Saya ingin mengatakan secara terpisah tentang komposisi lemak susu kambing. Kandungan lemak rata-ratanya adalah 4,4%, dan ukuran gumpalan lemak sangat kecil sehingga memberikan hampir 100% pencernaan. Selain itu, 69% lemak susu kambing adalah asam lemak tak jenuh ganda, yang tidak berubah menjadi kolesterol.
Bagaimana cara memberikan susu kambing pada bayi?
Jika Anda masih ingin memberi makan susu kambing bayi, maka konsultasikan dengan dokter anak yang berpengalaman. Poin penting adalah pilihan tempat pembelian susu. Itu harus diambil dari pembuat kambing bersertifikat berdasarkan rekomendasi. Tidak berlebihan untuk melihat kondisi di mana kambing disimpan, dan apa yang mereka makan. Untuk lebih percaya diri, Anda dapat memesan pemeriksaan susu ini di laboratorium.
Sebelum Anda memberi bayi susu kambing, itu harus direbus. Mengingat tingginya persentase lemak dalam susu kambing, sebelum pemberian makan pertama, lemak harus diencerkan dalam proporsi 1 bagian susu dan 5 bagian air. Jika bayi bereaksi normal terhadap makanan seperti itu, maka konsentrasinya harus dikurangi secara bertahap sehingga pada usia 1,5 anak sudah bisa minum secara keseluruhan.

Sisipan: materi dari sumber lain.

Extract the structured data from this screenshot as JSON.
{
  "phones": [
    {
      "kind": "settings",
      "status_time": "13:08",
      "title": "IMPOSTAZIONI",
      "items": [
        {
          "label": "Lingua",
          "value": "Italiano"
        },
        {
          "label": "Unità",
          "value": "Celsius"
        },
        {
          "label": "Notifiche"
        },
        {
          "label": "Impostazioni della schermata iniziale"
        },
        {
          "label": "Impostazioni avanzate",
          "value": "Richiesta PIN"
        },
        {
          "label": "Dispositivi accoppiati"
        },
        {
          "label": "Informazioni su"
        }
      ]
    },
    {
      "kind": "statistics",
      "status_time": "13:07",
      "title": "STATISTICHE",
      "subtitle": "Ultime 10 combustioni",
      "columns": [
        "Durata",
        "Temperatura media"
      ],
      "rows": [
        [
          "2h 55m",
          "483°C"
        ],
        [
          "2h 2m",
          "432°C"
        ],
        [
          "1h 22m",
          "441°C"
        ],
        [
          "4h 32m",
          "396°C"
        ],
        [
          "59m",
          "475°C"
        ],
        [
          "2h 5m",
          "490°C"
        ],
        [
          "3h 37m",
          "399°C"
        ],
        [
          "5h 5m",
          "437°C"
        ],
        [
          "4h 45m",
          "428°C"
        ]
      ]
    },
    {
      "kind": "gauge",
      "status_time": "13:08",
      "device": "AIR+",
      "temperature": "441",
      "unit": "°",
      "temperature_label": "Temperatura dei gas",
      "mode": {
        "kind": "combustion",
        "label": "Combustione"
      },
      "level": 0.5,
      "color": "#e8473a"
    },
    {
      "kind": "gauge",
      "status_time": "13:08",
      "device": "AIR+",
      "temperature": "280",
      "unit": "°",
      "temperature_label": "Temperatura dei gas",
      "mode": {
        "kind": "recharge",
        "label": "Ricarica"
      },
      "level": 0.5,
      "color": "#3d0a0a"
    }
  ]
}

Bagaimana cara memasukkan susu kambing ke dalam diet bayi?
Untuk memulainya, berikan bayi 50 ml susu kambing encer di pagi hari. Selama beberapa hari, anak harus diamati jika ia mengalami gatal atau ruam, sering buang air besar, maka jangan terus memberinya susu kambing setidaknya selama 1 bulan.
Jika reaksi serupa terjadi dalam sebulan setelah dosis yang sama pada bayi, maka gagasan memberi makan bayi dengan susu kambing harus ditinggalkan. Jika bayi merespon makanan tersebut dengan baik, maka dosis dan konsentrasinya harus ditingkatkan secara bertahap. Seorang anak dari 1 tahun hingga 2 tahun harus minum hingga 700 ml susu.
Dengan demikian, setelah berkenalan dengan komposisi susu kambing, kami melihat bahwa itu adalah alternatif yang layak untuk campuran susu yang sangat disesuaikan sebagai makanan utama. Dan bahkan lebih, sangat berharga sebagai iming-iming. Hal utama adalah untuk susu kambing untuk membawa manfaat bagi anak, itu harus dimasukkan ke dalam diet sesuai dengan aturan.